Мать была умна и потому сумела победить в себе непосредственное побуждение, заставлявшее её кидаться сломя голову при каждом жалобном крике ребёнка. Спустя несколько месяцев после этого разговора мальчик свободно и быстро ползал по комнатам, настораживая слух навстречу всякому звуку и с какою-то необычною в других детях живостью ощупывал всякий предмет, попадавший в руки.
Мать он скоро научился узнавать по походке, по шелесту платья, по каким-то ещё, ему одному доступным, неуловимым для других признакам: сколько бы ни было в комнате людей, как бы они ни передвигались, он всегда направлялся безошибочно в ту сторону, где она сидела. Когда она неожиданно брала его на руки, он всё же сразу узнавал, что сидит у матери. Когда же его брали другие, он быстро начинал ощупывать своими ручонками лицо взявшего его человека и тоже скоро узнавал няньку, дядю Максима, отца. Но если он попадал к человеку незнакомому, тогда движения маленьких рук становились медленнее: мальчик осторожно и внимательно проводил ими по незнакомому лицу, и его черты выражали напряжённое внимание; он как будто вглядывался кончиками своих пальцев.
По натуре он был очень живым и подвижным ребёнком, но месяцы шли за месяцами, и слепота всё более налагала свой отпечаток на темперамент мальчика, начинавший определяться. Живость движений понемногу терялась; он стал забиваться в укромные уголки и сидел там по целым часам смирно, с застывшими чертами лица, как будто к чему-то прислушиваясь. Когда в комнате бывало тихо и смена разнообразных звуков не развлекала его внимания, ребёнок, казалось, думал о чём-то с недоумелым и удивлённым выражением на красивом и не по-детски серьёзном лице.
Дядя Максим угадал: тонкая и богатая нервная организация мальчика брала своё и восприимчивостью к ощущениям осязания и слуха как бы стремилась восстановить до известной степени полноту своих восприятий. Всех удивляла поразительная тонкость его осязания. По временам казалось даже, что он не чужд ощущения цветов; когда ему в руки попадали ярко окрашенные лоскутья, он дольше останавливал на них тонкие пальцы, и по лицу его проходило выражение удивительного внимания. Однако, со временем стало выясняться всё более и более, что развитие восприимчивости идёт главным образом в сторону слуха.
Вскоре он изучил в совершенстве комнаты по их звукам: различал походку домашних, скрип стула под инвалидом-дядей, сухое, размеренное шорканье нитки в руках матери, ровное тиканье стенных часов.
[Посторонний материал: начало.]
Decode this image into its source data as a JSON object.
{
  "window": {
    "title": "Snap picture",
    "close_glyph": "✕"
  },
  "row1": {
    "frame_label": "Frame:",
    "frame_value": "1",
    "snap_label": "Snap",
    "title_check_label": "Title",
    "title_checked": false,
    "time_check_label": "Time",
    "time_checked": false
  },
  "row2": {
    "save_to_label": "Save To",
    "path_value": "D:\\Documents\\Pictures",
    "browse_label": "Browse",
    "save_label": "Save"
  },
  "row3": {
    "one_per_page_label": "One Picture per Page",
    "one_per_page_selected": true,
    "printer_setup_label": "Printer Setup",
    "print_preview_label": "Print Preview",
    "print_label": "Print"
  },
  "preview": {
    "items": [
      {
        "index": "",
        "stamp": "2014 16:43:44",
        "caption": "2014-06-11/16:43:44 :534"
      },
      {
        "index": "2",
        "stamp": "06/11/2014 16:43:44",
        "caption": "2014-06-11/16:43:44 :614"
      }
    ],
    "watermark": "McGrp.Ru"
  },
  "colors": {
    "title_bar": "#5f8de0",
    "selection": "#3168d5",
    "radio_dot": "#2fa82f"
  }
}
Иногда, ползая вдоль стены, он чутко прислушивался к лёгкому, неслышному для других шороху и, подняв руку, тянулся ею за бегавшею по обоям мухой. Когда испуганное насекомое снималось с места и улетало, на лице слепого являлось выражение болезненного недоумения. Он не мог отдать себе отчёта в таинственном исчезновении мухи. Но впоследствии и в таких случаях лицо его сохраняло выражение осмысленного внимания; он поворачивал голову в ту сторону, куда улетала муха, — изощрённый слух улавливал в воздухе тонкий звон её крыльев.
Мир, сверкавший, двигавшийся и звучавший вокруг, в маленькую головку слепого проникал главным образом в форме звуков, и в эти формы отливались его представления. На лице застывало особенное внимание к звукам: нижняя челюсть слегка оттягивалась вперёд на тонкой и удлинившейся шее. Брови приобретали особенную подвижность, а красивые, но неподвижные глаза придавали лицу слепого какой-то суровый и вместе трогательный отпечаток.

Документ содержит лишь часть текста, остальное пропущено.